– Четырнадцать выиграл, – поведал Копыто. – Пару тысяч уже пропили.
– И теперь тебе нужен миллион?
– Или около того, – махнул рукой уйбуй. – Дай сколько-нибудь, примерно столько, а я тебе потом еще много принесу. В натуре.
– Откуфа принесешь?
Копыто разлил еще по одной, надеясь, что теперь-то уж фюрер все поймет, и, выпив, почти по складам произнес:
– Кувалда, пойми: я выигрываю в карты. Ты даешь мне миллион и договариваешься с челами какими-нибудь на игру по-крупному. Я выигрываю, и мы в шоколаде. Это, мля, Эльдорадо!
– А ты точно выиграешь? – подозрительно осведомился одноглазый.
Миллион у фюрера был. У него было больше – три миллиона, но деньги откладывались на погашение взятого у шасов во время выборов кредита, и расставаться с ними Кувалда не хотел.
– Выиграю я, выиграю! Хочешь, доставай карты, я…
– Не нафо со мной играть, – пробурчал одноглазый. Помолчал. – Ты уверен, что выиграешь у челов?
– Так у них артефакта нет.
– Фа, – после короткого раздумья согласился фюрер. – Артефакта у них нет.
– А у меня есть.
– А как насчет нарушения режима секретности?
– Об этом я и толкую! – воскликнул Копыто. – Не хочу я в казино идти, там меня сразу засекут, мля.
– Так что ты хочешь?
– У тебя ведь есть связи с человскими урками?
– Ну.
– Сведи меня с ними! Пристрой в какую-нибудь крупную игру. А дальше моя забота. У меня эти вероятности вот где сидят! – Уйбуй сжал кулак. – Я их, в натуре, раздену. Только миллион дай, мля!
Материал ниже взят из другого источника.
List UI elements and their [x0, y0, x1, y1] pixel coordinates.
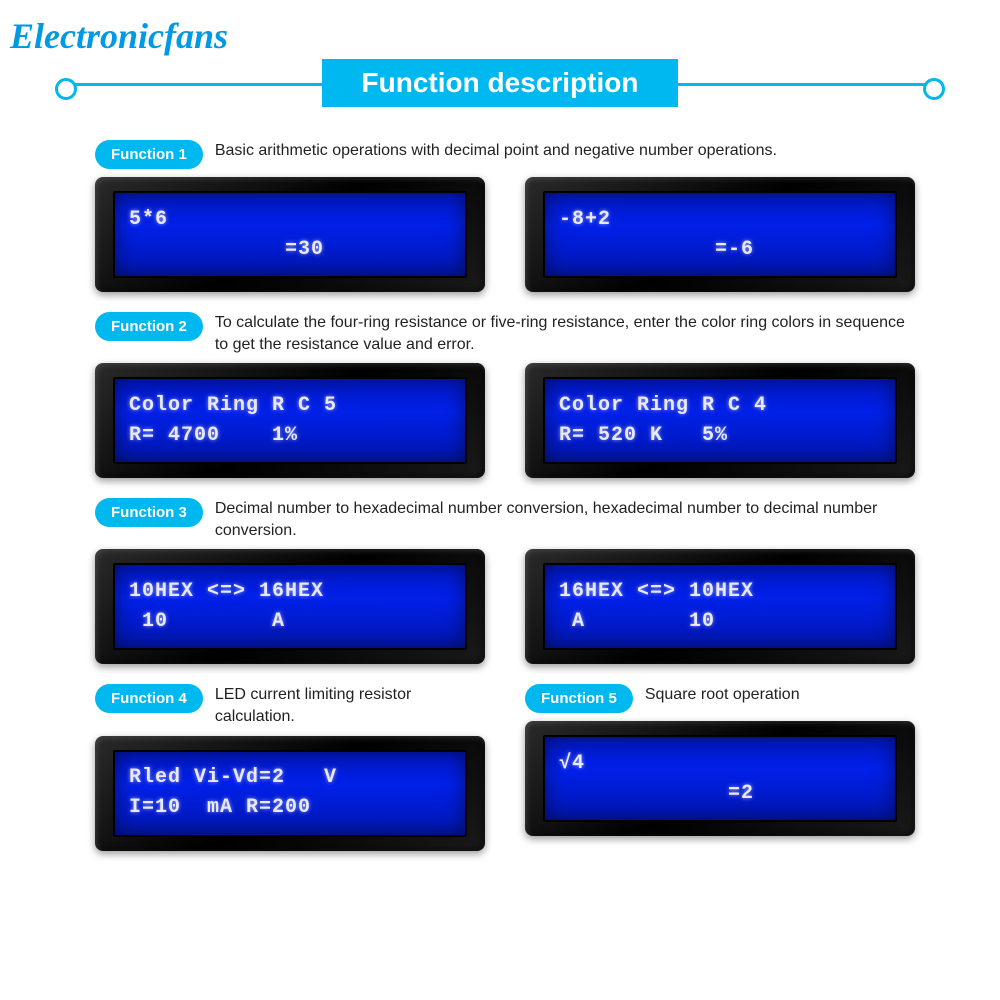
function-4-desc: LED current limiting resistor calculatio…	[215, 684, 485, 727]
function-3-header: Function 3 Decimal number to hexadecimal…	[95, 498, 915, 541]
content-area: Function 1 Basic arithmetic operations w…	[95, 140, 915, 851]
title-text: Function description	[322, 59, 679, 107]
function-1-header: Function 1 Basic arithmetic operations w…	[95, 140, 915, 169]
function-5-badge: Function 5	[525, 684, 633, 713]
lcd-screen: 5*6 =30	[113, 191, 467, 278]
function-5-header: Function 5 Square root operation	[525, 684, 915, 713]
lcd-screen: 16HEX <=> 10HEX A 10	[543, 563, 897, 650]
function-1-desc: Basic arithmetic operations with decimal…	[215, 140, 915, 162]
function-4-badge: Function 4	[95, 684, 203, 713]
function-2-header: Function 2 To calculate the four-ring re…	[95, 312, 915, 355]
lcd-display: Rled Vi-Vd=2 V I=10 mA R=200	[95, 736, 485, 851]
function-5-desc: Square root operation	[645, 684, 915, 706]
lcd-display: Color Ring R C 5 R= 4700 1%	[95, 363, 485, 478]
lcd-display: -8+2 =-6	[525, 177, 915, 292]
function-1-displays: 5*6 =30 -8+2 =-6	[95, 177, 915, 292]
lcd-screen: -8+2 =-6	[543, 191, 897, 278]
title-banner: Function description	[60, 55, 940, 110]
lcd-display: 10HEX <=> 16HEX 10 A	[95, 549, 485, 664]
lcd-screen: Color Ring R C 4 R= 520 K 5%	[543, 377, 897, 464]
function-3-displays: 10HEX <=> 16HEX 10 A 16HEX <=> 10HEX A 1…	[95, 549, 915, 664]
function-4-5-row: Function 4 LED current limiting resistor…	[95, 684, 915, 850]
lcd-screen: Rled Vi-Vd=2 V I=10 mA R=200	[113, 750, 467, 837]
lcd-display: 16HEX <=> 10HEX A 10	[525, 549, 915, 664]
lcd-display: Color Ring R C 4 R= 520 K 5%	[525, 363, 915, 478]
function-2-displays: Color Ring R C 5 R= 4700 1% Color Ring R…	[95, 363, 915, 478]
lcd-display: 5*6 =30	[95, 177, 485, 292]
function-2-badge: Function 2	[95, 312, 203, 341]
function-3-desc: Decimal number to hexadecimal number con…	[215, 498, 915, 541]
function-1-badge: Function 1	[95, 140, 203, 169]
function-2-desc: To calculate the four-ring resistance or…	[215, 312, 915, 355]
lcd-screen: √4 =2	[543, 735, 897, 822]
function-3-badge: Function 3	[95, 498, 203, 527]
lcd-screen: 10HEX <=> 16HEX 10 A	[113, 563, 467, 650]
lcd-screen: Color Ring R C 5 R= 4700 1%	[113, 377, 467, 464]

Кувалда выпил еще, долго смотрел на продемонстрированную подчиненным пачку банкнот и, наконец, решился:
– Хорошо, Копыто, буфет тебе миллион. И игру я тебе найфу… Есть на примете… Но смотри: проиграешь – можешь сразу ифти вешаться.
Дачный поселок Переделкино.
Ближнее Подмосковье, 4 ноября, четверг, 16.18
– Пятьдесят тысяч?!! – Мамоцких изумленно вытаращился на Чернышева. – Вы сказали: пятьдесят?
– Да, синьор, ровно пятьдесят, – подтвердил Роберто. – Хотите – наличными, хотите – чеком.
– Чем же они столь знамениты?
– Для широкой публики – ничем, – спокойно ответил Чернышев. – Обычные карты восемнадцатого века. Предмет, безусловно, интересный, но не редкий, я специально уточнял у коллекционеров – даже особого разрешения на их вывоз не потребуется. Для меня же шкатулка – семейная реликвия. Она передавалась из поколения в поколение, мои предки берегли ее. К сожалению, во время революции шкатулка пропала, каким-то образом оказалась у вас…
– Законным образом, – уточнил Мамоцких.
– Я не ставлю под сомнение ваше право, – поднял ладони Роберто. – Вы владеете вещью, которая крайне дорога мне. Я достаточно богат, чтобы предложить за нее хорошую цену. Мы договоримся?
Разговор проходил в гостиной, из окон которой открывался прекрасный вид на запущенный сад. Мужчины сидели за круглым столом, покрытым кружевной скатертью, и пили чай из красивых фарфоровых чашек, украшенных изящными медальонами с медвежьими головами. Похожее изображение было вырезано на стоящем в углу дубовом буфете – монументальном произведении мебельного искусства девятнадцатого века. Медвежья голова – один из элементов родового герба Чернышевых: Роберто не сомневался, что и сервиз, и буфет украдены из поместья его предков. Что еще можно найти в старом переделкинском доме? В чьих еще усадьбах побывал прадед облезлого Ефима?
От размышлений Чернышева отвлек голос Мамоцких:
– Знаете, что я думаю? – безапелляционно заявил Ефим. – Я думаю, вы врете! Вы лгун!
– Что? – Роберто недоуменно посмотрел на собеседника. – Что вы имеете в виду?
– Я думаю, вы узнали, что карты представляют большую ценность, и пытаетесь задешево купить их у меня. Вы проходимец. И никакой не Чернышев! – Мамоцких потрогал себя за унылый нос. – Убирайтесь!